14 tahun berlalu, ternyata
reformasi belum mencapai puncak ekspektasi. Reformasi memang telah
menentukan arah demokratisasi di Indonesia. Negeri ini begitu
progresif dalam mengaplikasikan pengembangan demokrasi.
Dalam dinamika politik
kontemporer, spirit refomasi kehilangan kontrol atas kebijakan
publik. Apalagi, negeri sarang koruptor ini banyak dihuni politisi
busuk yang sekedar berpikir pragmatis. Orbaisme alias paham Orde
Baru malahan turut memperparah keadaan. Akibatnya, oligarki politik
Orde Baru menggurita di struktur kekuasaan.
Kita muak dengan politik Orde Baru
yang mengedepankan kekerasan. Di zaman Soeharto, penyelenggara
negara tuli terhadap aspirasi rakyat maupun mahasiswa. Bahkan,
korupsi, kolusi serta nepotisme marak dipraktekkan.
Dewasa ini, kita mengharap ada
golongan yang bisa membawa Negara Kesatuan Republik Indonesia (NKRI)

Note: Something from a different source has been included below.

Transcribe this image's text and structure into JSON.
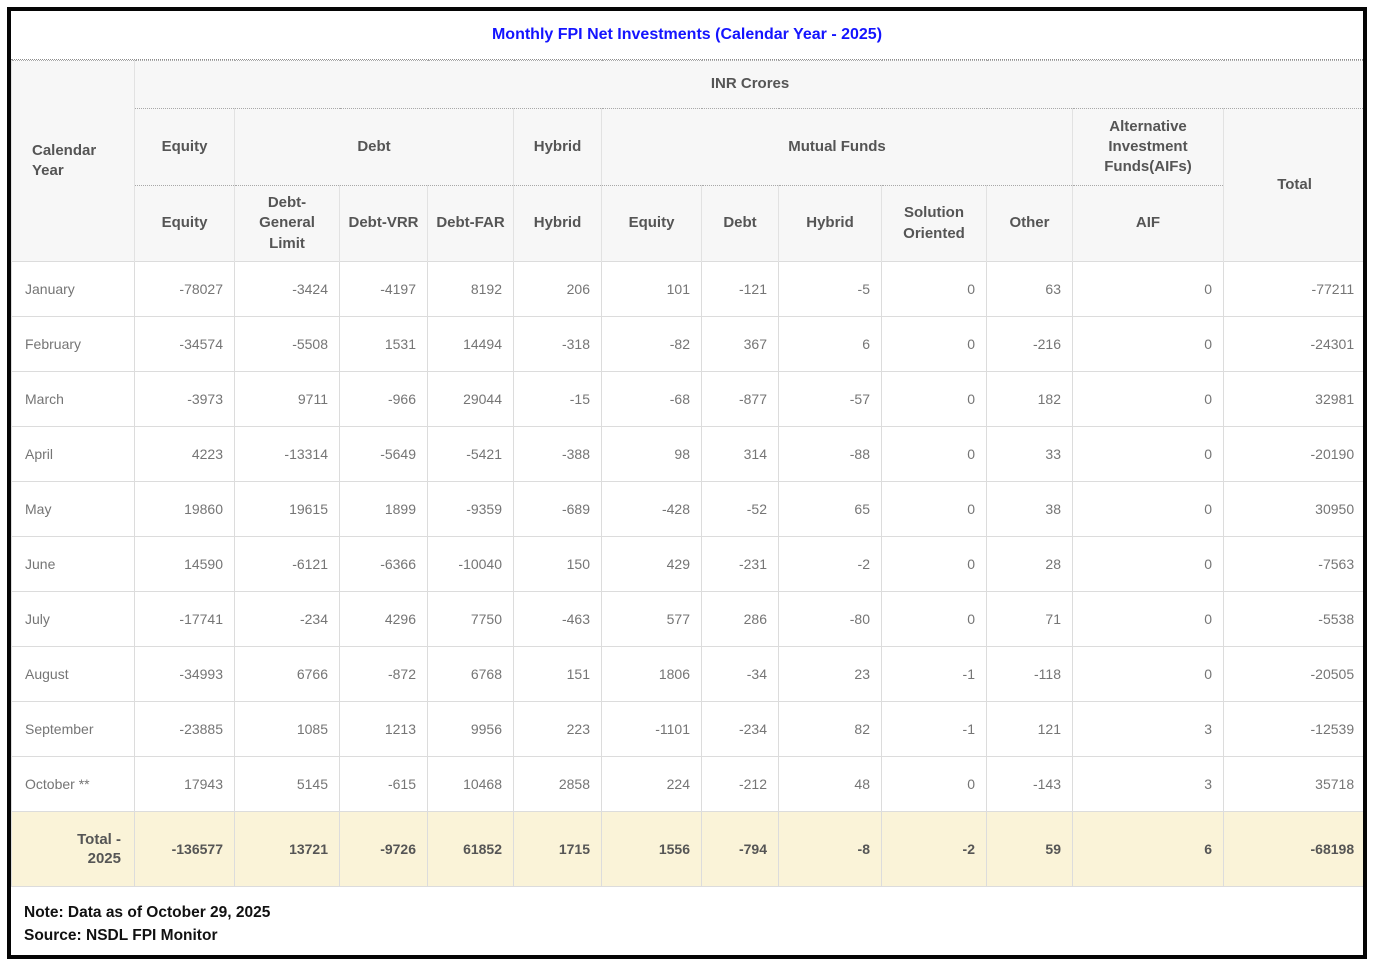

berlabuh di stasiun sejahtera nan damai. Rakyat mendambakan
demokrasi mesti finish sembari membawa keutuhan bangsa,
keadilan dan kemakmuran rakyat.
Aktivis penggerak reformasi 98
masih banyak yang lantang. Sebagian lainnya terlibat dalam
pemerintahan. Hingga, merepotkan arah reformasi. Realitas tersebut
menunjukkan bahwa aktivis reformasi yang masih suci harus bergandeng
tangan dengan mahasiswa untuk menata ulang visi optimistis-progresif.
Mahasiswa sukses menggulingkan
rezim otoritarian Orde Baru. Kini, mahasiswa dituntut proaktif
mengawal NKRI. Senjata mahasiswa yang ampuh untuk berjuang ialah
pers mahasiswa. Media-media kampus menjadi hembusan nafas demi
merestorasi NKRI. Pers mahasiswa dibutuhkan guna memicu suasana
sekarang demi mencapai martabat serta peradaban.
Ironis terasa lantaran ketika pers
mahasiswa diperlukan, mereka rupanya kekurangan energi. Daya ledak
pers mahasiswa makin lemah. Mereka acap menyelenggarakan diskusi.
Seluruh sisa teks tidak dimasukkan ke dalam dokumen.